Testi diretti, lineari, che si raccontano e ti fanno percepire quell’insaziabile bisogno di comunicare parole non scontate, parole non lasciate al vento, ma che si fanno veicolo per cambiare, per dare nuove possibilità,  in una giostra altalenante che fa parte di tutti noi che respiriamo la stessa aria e viviamo tutti sotto lo stesso tetto.

Gli Open Zoe sono elettricità non conclamata, ma presente al punto giusto, che dissipa ogni dubbio sulla capacità intrinseca di questa band di creare melodia sovrapponendo il moderno pop rock con un occhio però attento e sempre rivolto al passato che da si  le basi da cui partire, ma anche e soprattutto i mezzi per creare qualcosa di migliore.

Echi di Baustelle per testi che ammaliano per veridicità e schiettezza, pareti nude da riempire, da far parlare con il colore della vita, il bianco che si fonde con il nero per dare al grigio la possibilità di cambiare di essere diverso, solo se noi lo vogliamo.

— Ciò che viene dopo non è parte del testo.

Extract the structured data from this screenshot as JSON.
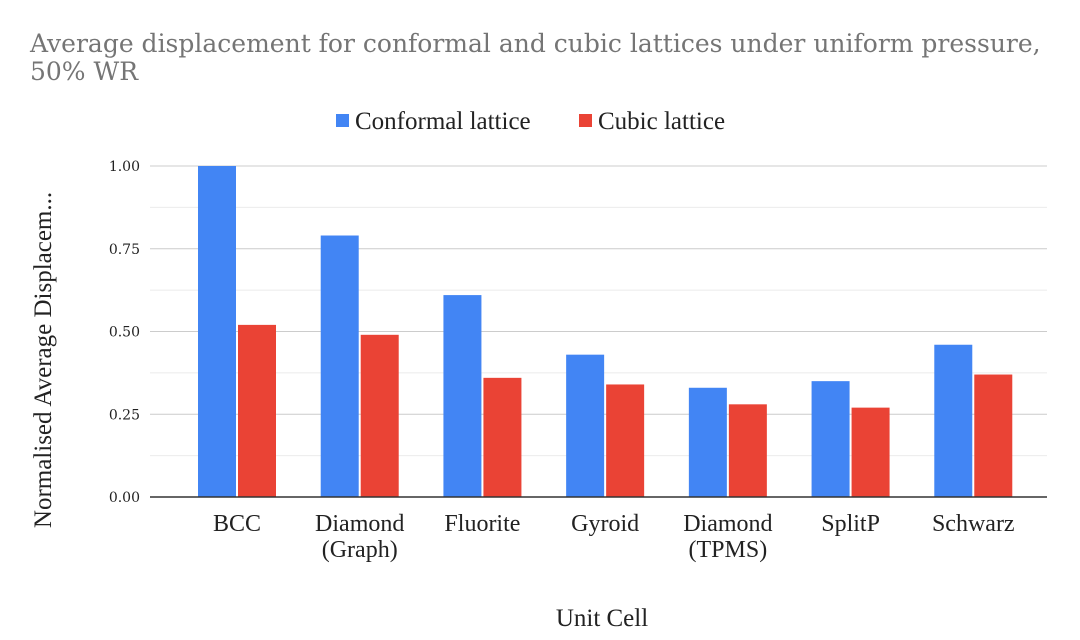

La franchezza delle composizioni è un abbaglio, una luce alla finestra, un tentato approdo verso porti lontani, magnificenza sonora che fa scomparire il buio e ritrova un’armonia che a dire il vero si compone quasi fosse in stato di grazia.

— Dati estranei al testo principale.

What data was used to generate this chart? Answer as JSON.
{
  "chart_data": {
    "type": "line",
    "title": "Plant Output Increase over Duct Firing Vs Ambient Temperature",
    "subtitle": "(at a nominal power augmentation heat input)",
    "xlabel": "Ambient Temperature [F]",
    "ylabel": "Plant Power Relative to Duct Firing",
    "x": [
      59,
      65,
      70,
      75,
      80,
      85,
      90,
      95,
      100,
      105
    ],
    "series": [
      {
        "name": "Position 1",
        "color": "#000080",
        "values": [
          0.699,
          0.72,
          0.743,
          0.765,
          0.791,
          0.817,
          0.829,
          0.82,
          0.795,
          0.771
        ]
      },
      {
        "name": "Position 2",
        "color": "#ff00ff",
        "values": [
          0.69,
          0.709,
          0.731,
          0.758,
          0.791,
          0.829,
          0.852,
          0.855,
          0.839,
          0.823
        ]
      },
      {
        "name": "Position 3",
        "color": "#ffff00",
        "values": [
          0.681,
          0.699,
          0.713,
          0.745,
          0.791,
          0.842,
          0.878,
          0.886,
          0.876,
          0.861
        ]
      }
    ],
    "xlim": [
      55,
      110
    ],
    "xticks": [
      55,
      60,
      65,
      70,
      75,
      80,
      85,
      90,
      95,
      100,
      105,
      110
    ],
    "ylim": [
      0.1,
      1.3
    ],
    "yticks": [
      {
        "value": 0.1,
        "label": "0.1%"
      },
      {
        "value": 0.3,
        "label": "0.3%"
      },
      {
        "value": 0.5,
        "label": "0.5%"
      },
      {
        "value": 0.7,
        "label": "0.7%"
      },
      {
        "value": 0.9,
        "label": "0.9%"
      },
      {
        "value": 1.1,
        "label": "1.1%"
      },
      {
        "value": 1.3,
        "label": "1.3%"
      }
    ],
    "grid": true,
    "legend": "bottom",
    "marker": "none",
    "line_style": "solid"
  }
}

Armi taglienti sono le corde della chitarra che fanno partire il viaggio, un costrutto sonoro di rapida intensità che non da scampo, non da scampo però con grazia, in un etereo viaggio fatto di incubi da cui vogliamo svegliarci.

Ecco allora che l’intensità del sogno è solo il mezzo per arrivare al fine e gli Open Zoe sono i nostri traghettatori.

Wander – Wander (Nothing out there)

Wanderweb

Wander esce per la piccola label francese Nothing out There nell’ambito della trilogia “Four Arms, Two Necks, One Feedback” serie of guitar duos recordings”.

La prima uscita è stata O’Death Jug, progetto di Michel Henritzi e Christophe Langlade, la seconda appunto Wander e a chiudere ci saranno i Przewalski’s Horses.

Wander affronta il tema della musicalità pizzicata intrisa da un duo di sole chitarre acustiche che si fanno portavoce di un suono che riporta a quei film in bianco e nero, quei film carichi di nostalgia e vissuta speranza per un avvenire diverso, sentito, magari intrapreso da piccoli e sporadici avvenimenti, riportando a  casa il senso del tutto che copriva il malumore.

I Wander sono Vincenzo De Luce e Matteo Tranchesi e grazie ad una solida preparazione di base riescono a ricreare un mondo, un universo sconosciuto da esplorare tra le malinconie e i fiori rari che giorno dopo giorno si ascoltano, si accarezzano e si immolano ad essere futuro.

Una tradizione che si esprime in gusto personale, in accortezza stilistica che va ben oltre il nostro sentito dire, che lascia l’american style per abbracciare un suono più europeo, di sostanza, fuori da canoni modaioli e intrisi di perbenismo democratico.

Ecco allora che l’inesorabile avanza e si fonde nell’essere coscienza che respira, tra le sei tracce di orientale parafrasi, uno stile diverso questo, che sente l’urgente bisogno di salire in cattedra e fare scuola.

Doc Brown – A piedi Nudi (Autoproduzione)

Elettro pop vintage con stile che guarda al futuro con una certa ammirazione e una certa qualsivoglia ironia e fame di sapere che si rapporta al mondo esterno come se fosse un’esperienza da vivere giorno dopo giorno alla ricerca di una fessura, di uno spiraglio su cui dare speranze e sensazioni che vanno ben oltre l’ideale di essenza a cui siamo abituati.

Quattro tracce in tutto che ammaliano grazie ad un italiano credibile e a suoni filtrati che non fanno sentire la sovrabbondanza dei colori, ma che si limitano a percorrere e addentrare un’unica parte emozionale che gradevolmente ci accompagna e ci tiene per mano.

I Doc Brown si presentano dopo il fortunato L’uomo perde l’equilibrio con un EP sobrio, elegante e convincente che fa del racconto di vita un necessario per portare nelle orecchie di chi ascolta sprazzi di risoluta freschezza in un panorama che sembrava, con il tempo, appiattirsi inesorabilmente.

Ecco allora che vengono sfoggiate dal cilindro quattro piccole gemme da riascoltare più volte, assaporando i prati e camminando a piedi nudi, tra echi di Phoenix e letargici Baustelle, un tripudio di colori che si innesca alla sostanza e non lascia via di fuga per una manciata di canzoni che sanno di Primavera.